The McKinsey Quarterly carries a very interesting article on the disconnect between the extent to which executives believe that companies have a positive impact on society and the extent to which consumers agree with them. Not surprisingly, companies rate corporate contributions higher than do consumers.
The survey indicates, among other things, that the issues that consumers feel are important for companies to address are different from those the companies themselves feel are important. For consumers, the top three issues are the environment, retirement benefits and healthcare. Corporations also rank the environment first but then place offshoring / job losses and data security second and third. The Edelman Trust Barometer offered respodents a different list of issues – poverty alleviation for example – so it’s difficult to directly compare the two sets of data. However, the interesting parallel is the extent to which consumers believe that ethical treatment of employees should be a priority.
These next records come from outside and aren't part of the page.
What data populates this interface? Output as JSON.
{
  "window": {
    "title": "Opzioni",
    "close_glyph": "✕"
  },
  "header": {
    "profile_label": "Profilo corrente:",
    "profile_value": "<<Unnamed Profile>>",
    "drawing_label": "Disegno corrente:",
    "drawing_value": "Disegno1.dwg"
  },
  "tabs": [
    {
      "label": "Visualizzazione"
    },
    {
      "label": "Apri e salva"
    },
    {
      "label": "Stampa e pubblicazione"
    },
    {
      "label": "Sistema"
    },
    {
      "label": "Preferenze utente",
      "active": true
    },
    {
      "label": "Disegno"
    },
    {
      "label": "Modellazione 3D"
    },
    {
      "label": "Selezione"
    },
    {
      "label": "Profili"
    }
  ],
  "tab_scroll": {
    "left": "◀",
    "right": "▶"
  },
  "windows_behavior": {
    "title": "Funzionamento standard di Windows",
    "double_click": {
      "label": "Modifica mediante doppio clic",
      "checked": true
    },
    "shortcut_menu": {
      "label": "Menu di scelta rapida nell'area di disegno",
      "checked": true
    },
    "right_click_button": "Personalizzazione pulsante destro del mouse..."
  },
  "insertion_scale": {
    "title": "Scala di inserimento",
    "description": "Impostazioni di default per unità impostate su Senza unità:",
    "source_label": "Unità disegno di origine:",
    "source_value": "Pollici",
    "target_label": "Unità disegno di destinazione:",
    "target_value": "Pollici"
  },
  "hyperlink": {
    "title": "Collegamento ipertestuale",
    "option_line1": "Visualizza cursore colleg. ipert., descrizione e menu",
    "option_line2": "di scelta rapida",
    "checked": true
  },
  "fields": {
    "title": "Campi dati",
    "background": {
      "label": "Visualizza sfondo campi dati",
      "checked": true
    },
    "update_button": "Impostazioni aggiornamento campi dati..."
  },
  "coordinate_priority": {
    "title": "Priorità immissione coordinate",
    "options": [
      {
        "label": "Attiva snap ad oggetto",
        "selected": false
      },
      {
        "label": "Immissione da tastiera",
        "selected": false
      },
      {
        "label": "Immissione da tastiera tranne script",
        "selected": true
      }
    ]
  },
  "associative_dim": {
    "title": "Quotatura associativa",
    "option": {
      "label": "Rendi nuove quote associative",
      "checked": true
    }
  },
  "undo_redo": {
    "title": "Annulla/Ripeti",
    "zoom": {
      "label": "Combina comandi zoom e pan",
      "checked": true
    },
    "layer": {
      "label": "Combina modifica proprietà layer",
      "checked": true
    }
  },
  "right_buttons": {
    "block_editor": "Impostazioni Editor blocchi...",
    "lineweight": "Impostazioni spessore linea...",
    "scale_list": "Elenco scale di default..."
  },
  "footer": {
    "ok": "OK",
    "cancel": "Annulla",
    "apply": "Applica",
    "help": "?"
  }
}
This ties in very well with both the EdelmanTrust Barometer and the Asia Pacific Stakeholder Study.
Also, when asked what single thing companies could do to build reputation, the results show a wide disconnect:
“Twenty-seven percent of the consumers say it would be to improve benefits and conditions for employees, 17 percent to tighten safety and environmental procedures, and 14 percent to limit redundancies and the offshoring of jobs. By contrast, executives believe that the most effective actions would be to tighten corporate-governance procedures (25 percent), to increase philanthropy and social investments (20 percent), and to improve benefits and conditions for employees (15 percent).”
(Source: McKinsey Quarterly 2007 No. 2)
Consumers act on their perceptions of a company’s trustworthiness in a number of ways – they don’t buy the products or services of companies they don’t trust, they don’t work for them or invest in them, they encourage other people to boycott them, they complain directly to the company or to third parties. Clearly, therefore, companies need to be more rigorous in communicating with their stakeholders to assess what their interests really are and tracking that data over time.
The trust gap has a real and mesurable impact on corporate reputation and performance. The only way to close the gap is by opening up to dialogue-rich engagements with stakeholders to assessnot only what issues are out there but also which issues matter most to the stakeholder who drive the business.